Mankeeping and Toxic Masculinity: Understanding These Terms And Their Mental Health Impact
Men’s wellbeing has been in sharp focus recently as a result of concerning statistics showing higher rates of “deaths of despair” among men relative to women. Two terms that have been trending online lately are “mankeeping” and “toxic masculinity,” and although they share some similarities, they have distinct definitions and characteristics that this article aims to break down. It will also discuss the mental health implications of both mankeeping and toxic masculinity for men, as well as for women and society more broadly.
What is Mankeeping?
Described as the emotional labor women disproportionately take on in a heterosexual relationship, the term mankeeping was coined by a Stanford student who wrote a paper on the impact of this on gender equality. The authors postulate that women end up compensating for the increased isolation and declining social networks among men by providing more social support to men than they receive in return, therefore causing an unfair burden on women to meet their partners’ emotional needs. Mankeeping is not just centered around emotional labor, however; it can also refer to the domestic or logistical labor women may take on for men (for example, making appointments for them or organizing the household) as well as for the relationship (such as initiating difficult conversations or planning dates). As a result, many women feel as if they are playing multiple roles in their romantic relationships–partner, parent, assistant, therapist–and that the responsibility falls largely on them to keep their partners and relationships afloat.
What is Toxic Masculinity?
Toxic masculinity refers to the harmful stereotypes describing “traditional” masculine roles and traits, as well as cultural norms and expectations about manhood.
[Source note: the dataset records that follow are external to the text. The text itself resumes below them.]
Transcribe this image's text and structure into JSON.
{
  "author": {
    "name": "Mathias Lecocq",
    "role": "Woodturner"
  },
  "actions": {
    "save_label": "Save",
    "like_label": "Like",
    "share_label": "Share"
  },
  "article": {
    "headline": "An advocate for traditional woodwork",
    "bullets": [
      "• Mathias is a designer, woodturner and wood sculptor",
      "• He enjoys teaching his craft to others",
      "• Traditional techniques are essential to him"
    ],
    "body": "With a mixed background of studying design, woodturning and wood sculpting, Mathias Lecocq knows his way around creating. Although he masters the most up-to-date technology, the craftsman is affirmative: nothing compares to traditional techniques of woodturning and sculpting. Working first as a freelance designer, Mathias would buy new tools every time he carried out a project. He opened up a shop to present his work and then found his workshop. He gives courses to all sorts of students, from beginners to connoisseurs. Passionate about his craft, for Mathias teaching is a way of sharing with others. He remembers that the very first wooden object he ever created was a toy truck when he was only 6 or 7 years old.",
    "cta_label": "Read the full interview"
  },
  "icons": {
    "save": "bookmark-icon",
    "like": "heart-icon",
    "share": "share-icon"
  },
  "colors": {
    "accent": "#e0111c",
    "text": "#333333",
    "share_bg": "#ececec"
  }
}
Some examples of these include emotion suppression or avoidance (e.g. “men don’t cry”); viewing vulnerability or reliance on others as weakness and aggression or sexual dominance as strength (e.g. being a “real man”), and promoting homophobia and sexism by mocking characteristics perceived as “feminine” or “gay.”
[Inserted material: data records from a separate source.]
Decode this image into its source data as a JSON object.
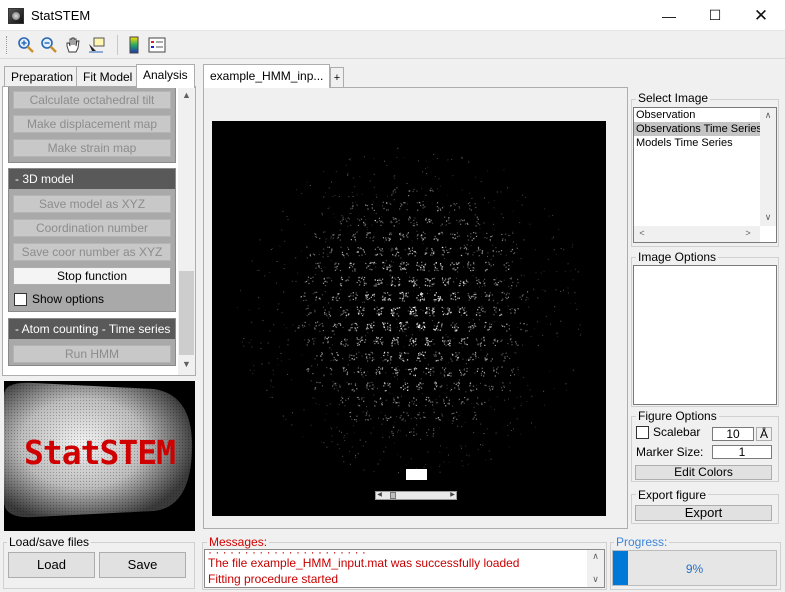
{
  "window": {
    "title": "StatSTEM",
    "min": "—",
    "max": "☐",
    "close": "✕"
  },
  "toolbar": {
    "tools": [
      "zoom-in-icon",
      "zoom-out-icon",
      "pan-icon",
      "data-cursor-icon",
      "colorbar-icon",
      "legend-icon"
    ]
  },
  "left_tabs": [
    "Preparation",
    "Fit Model",
    "Analysis"
  ],
  "analysis": {
    "top_buttons": [
      "Calculate octahedral tilt",
      "Make displacement map",
      "Make strain map"
    ],
    "model3d": {
      "header": "- 3D model",
      "buttons": [
        "Save model as XYZ",
        "Coordination number",
        "Save coor number as XYZ"
      ],
      "stop": "Stop function",
      "show_options": "Show options"
    },
    "atom_counting": {
      "header": "- Atom counting - Time series",
      "run": "Run HMM"
    }
  },
  "logo_text": "StatSTEM",
  "load_save": {
    "title": "Load/save files",
    "load": "Load",
    "save": "Save"
  },
  "doc_tab": "example_HMM_inp...",
  "add_tab": "+",
  "select_image": {
    "title": "Select Image",
    "items": [
      "Observation",
      "Observations Time Series",
      "Models Time Series"
    ],
    "selected_index": 1
  },
  "image_options": {
    "title": "Image Options"
  },
  "figure_options": {
    "title": "Figure Options",
    "scalebar_label": "Scalebar",
    "scalebar_checked": false,
    "scalebar_value": "10",
    "scalebar_unit": "Å",
    "marker_label": "Marker Size:",
    "marker_value": "1",
    "edit_colors": "Edit Colors"
  },
  "export": {
    "title": "Export figure",
    "button": "Export"
  },
  "messages": {
    "title": "Messages:",
    "lines": [
      "The file example_HMM_input.mat was successfully loaded",
      "Fitting procedure started"
    ]
  },
  "progress": {
    "title": "Progress:",
    "label": "9%",
    "value": 0.09
  }
}
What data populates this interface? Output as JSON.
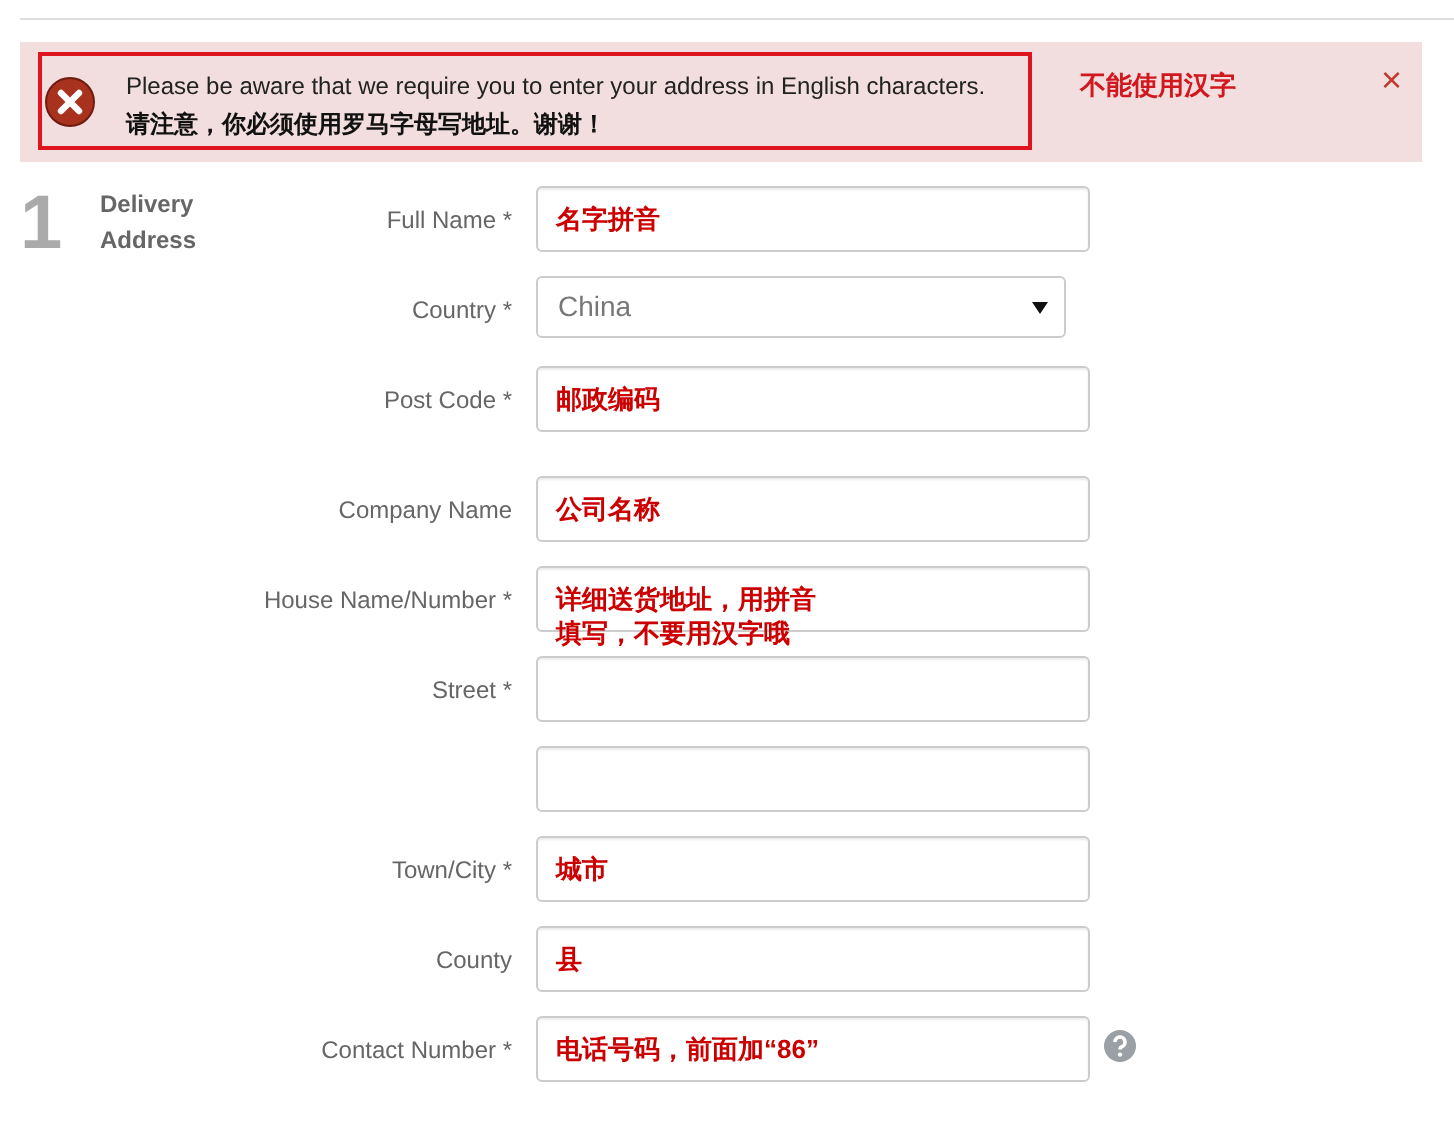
{
  "alert": {
    "message": "Please be aware that we require you to enter your address in English characters.",
    "message_translation": "请注意，你必须使用罗马字母写地址。谢谢！",
    "annotation": "不能使用汉字",
    "close": "×"
  },
  "section": {
    "step": "1",
    "title": "Delivery Address"
  },
  "field_groups": [
    [
      {
        "kind": "text",
        "label": "Full Name *",
        "annotation": "名字拼音"
      },
      {
        "kind": "select",
        "label": "Country *",
        "value": "China"
      },
      {
        "kind": "text",
        "label": "Post Code *",
        "annotation": "邮政编码"
      }
    ],
    [
      {
        "kind": "text",
        "label": "Company Name",
        "annotation": "公司名称"
      },
      {
        "kind": "text",
        "label": "House Name/Number *",
        "annotation": "详细送货地址，用拼音填写，不要用汉字哦"
      },
      {
        "kind": "text",
        "label": "Street *"
      },
      {
        "kind": "text"
      },
      {
        "kind": "text",
        "label": "Town/City *",
        "annotation": "城市"
      },
      {
        "kind": "text",
        "label": "County",
        "annotation": "县"
      },
      {
        "kind": "text",
        "label": "Contact Number *",
        "annotation": "电话号码，前面加“86”",
        "help": true
      }
    ]
  ]
}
How Do Mankeeping and Toxic Masculinity Overlap?
Mankeeping and toxic masculinity can overlap and reinforce each other in many ways. For example, beliefs inherent in toxic masculinity such as emotions equalling weakness or domestic work being the primary responsibility of women can contribute to mankeeping by discouraging men to be in touch with their emotions or engaging in household care, causing their partners to carry these loads. Mankeeping also enables toxic masculinity by sheltering men from the responsibility or consequences of not learning these skills, contributing to an increased burden on their partners and an “overfunctioning/underfunctioning” dynamic often seen in heterosexual relationships. Both mankeeping and toxic masculinity rely on outdated and unhealthy gender scripts and cultural norms, which maintains the status quo.
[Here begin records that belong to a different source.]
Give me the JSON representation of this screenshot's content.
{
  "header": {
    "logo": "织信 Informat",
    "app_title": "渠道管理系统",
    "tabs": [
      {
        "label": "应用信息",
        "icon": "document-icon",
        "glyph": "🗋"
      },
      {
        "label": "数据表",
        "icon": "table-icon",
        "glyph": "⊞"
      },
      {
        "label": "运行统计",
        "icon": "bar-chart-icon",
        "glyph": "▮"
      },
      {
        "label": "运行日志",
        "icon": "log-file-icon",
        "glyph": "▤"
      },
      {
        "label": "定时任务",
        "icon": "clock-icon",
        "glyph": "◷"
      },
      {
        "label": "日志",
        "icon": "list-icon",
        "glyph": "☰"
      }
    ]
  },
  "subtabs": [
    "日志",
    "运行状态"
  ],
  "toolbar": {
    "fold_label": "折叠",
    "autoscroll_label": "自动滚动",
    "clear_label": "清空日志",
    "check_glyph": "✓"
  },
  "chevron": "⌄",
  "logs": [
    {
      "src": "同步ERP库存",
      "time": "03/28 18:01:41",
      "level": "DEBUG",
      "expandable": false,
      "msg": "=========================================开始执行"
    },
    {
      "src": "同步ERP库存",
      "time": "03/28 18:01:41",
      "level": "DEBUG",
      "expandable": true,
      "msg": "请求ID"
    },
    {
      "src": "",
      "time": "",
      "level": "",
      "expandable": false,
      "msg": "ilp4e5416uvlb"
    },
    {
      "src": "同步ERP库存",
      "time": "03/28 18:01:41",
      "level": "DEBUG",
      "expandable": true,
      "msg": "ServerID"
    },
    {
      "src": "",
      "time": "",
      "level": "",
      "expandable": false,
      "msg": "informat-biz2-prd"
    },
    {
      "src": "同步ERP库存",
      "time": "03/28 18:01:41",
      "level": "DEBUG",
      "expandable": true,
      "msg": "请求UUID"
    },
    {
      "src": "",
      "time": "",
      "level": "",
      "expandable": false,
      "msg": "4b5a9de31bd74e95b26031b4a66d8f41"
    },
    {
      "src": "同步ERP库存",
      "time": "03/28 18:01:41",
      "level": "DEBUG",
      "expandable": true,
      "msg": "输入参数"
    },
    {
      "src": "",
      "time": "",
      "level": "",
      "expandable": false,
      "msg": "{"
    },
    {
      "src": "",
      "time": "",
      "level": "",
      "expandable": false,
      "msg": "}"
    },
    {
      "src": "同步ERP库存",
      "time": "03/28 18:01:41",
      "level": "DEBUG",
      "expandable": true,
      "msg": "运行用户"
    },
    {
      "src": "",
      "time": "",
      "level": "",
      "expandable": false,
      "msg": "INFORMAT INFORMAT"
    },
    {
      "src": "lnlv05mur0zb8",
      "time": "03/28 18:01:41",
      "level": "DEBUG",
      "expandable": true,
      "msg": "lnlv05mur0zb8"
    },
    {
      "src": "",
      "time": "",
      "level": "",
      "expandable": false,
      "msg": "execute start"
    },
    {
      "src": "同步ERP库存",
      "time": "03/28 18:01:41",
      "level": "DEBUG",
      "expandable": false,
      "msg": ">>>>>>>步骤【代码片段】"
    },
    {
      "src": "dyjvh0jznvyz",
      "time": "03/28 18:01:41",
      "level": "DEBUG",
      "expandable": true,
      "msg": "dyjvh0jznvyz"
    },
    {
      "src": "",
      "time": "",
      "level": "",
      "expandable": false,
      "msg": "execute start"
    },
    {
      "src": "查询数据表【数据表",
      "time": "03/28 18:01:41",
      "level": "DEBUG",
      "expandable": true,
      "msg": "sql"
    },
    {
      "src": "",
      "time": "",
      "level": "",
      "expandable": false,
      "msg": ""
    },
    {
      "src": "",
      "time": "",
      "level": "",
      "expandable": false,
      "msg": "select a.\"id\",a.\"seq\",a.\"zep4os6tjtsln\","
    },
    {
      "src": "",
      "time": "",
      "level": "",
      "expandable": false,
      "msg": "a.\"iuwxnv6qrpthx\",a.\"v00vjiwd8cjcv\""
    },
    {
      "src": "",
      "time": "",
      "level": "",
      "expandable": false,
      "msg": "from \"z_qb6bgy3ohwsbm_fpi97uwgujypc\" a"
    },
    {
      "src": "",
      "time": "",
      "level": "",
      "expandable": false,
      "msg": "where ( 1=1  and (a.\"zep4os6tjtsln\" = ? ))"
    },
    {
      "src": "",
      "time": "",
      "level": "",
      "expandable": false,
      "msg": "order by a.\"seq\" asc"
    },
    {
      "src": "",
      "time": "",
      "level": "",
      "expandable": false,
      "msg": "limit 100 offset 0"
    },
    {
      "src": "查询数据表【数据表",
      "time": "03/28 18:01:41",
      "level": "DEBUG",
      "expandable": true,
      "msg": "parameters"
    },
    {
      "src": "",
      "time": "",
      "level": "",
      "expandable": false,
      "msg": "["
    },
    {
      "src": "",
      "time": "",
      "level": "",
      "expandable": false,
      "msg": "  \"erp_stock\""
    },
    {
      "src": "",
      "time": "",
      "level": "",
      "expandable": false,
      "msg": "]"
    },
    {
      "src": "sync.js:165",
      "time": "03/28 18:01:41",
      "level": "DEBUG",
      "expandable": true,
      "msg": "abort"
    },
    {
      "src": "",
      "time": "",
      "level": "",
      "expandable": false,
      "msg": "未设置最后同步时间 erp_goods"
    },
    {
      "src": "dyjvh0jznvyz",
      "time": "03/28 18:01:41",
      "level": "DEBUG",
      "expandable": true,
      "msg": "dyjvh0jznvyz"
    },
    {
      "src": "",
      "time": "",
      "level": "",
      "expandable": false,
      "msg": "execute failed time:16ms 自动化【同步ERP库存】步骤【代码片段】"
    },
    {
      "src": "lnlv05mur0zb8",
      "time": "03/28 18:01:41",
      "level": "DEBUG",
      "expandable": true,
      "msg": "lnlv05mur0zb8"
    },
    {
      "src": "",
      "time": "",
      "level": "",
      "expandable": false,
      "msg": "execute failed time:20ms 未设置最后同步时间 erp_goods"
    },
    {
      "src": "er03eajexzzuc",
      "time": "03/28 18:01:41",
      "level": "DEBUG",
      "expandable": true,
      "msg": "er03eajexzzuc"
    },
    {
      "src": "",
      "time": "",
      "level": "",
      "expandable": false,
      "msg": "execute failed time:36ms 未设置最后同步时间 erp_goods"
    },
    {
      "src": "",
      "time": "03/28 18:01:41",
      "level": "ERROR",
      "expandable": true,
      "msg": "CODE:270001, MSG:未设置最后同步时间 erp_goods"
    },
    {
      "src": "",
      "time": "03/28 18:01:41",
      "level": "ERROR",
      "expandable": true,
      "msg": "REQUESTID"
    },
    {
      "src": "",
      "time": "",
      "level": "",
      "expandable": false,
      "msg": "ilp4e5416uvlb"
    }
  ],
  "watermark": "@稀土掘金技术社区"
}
What Are The Mental Health Impacts of Mankeeping and Toxic Masculinity?
The responsibilities that women feel the need to take on for men can cause dysfunctional relationship dynamics and reinforce gender stereotypes and inequality. It can prevent men from building social skills, learning emotional intelligence, or gaining valuable relational or life experiences. And if women are their male partners’ only support system this can exacerbate male social disconnection or prevent men from adapting to changing social networks and views around mental health. For women, mankeeping can lead to burnout, resentment, and social or mental health consequences, such as increased depression, anxiety; this article even describes women as forgoing dating and resorting to celibacy as a result.
Toxic masculinity can also have detrimental effects on relationships and mental health. Men are at higher risk of depression, anxiety, and suicidality as a result of emotion suppression, loneliness and lack of social support, difficulty having intimate relationships, and reluctance to seek help due to stigma. These effects also negatively impact women by reinforcing gender stereotypes and inequality, increasing rates of gender-based or intimate partner violence, and preventing them from getting their emotional and other needs met in their relationships.
What Are Healthier Alternatives to Mankeeping and Toxic Masculinity?
With increased awareness, curiosity, and a willingness to challenge stereotypes and entrenched beliefs, it is possible to change unhealthy relationship dynamics or outdated gender norms and expectations. We can start by shifting the focus toward healthier traits such as empathy, leadership, resilience, emotional intelligence, and respect, and emphasizing the value of these more among boys and men. We can also prioritize self-awareness, constructive communication, conflict resolution, and emotion regulation skills and adopt more flexible views on roles and responsibilities within relationships. We can empower men to cultivate emotional literacy and women to set boundaries or expect more reciprocity in relationships. Finally, it is important to acknowledge that the success or wellbeing of one person or gender should not be at the expense of another, and that the more we view ourselves as interconnected, rather than separate from or opposite each other, the more we will all benefit.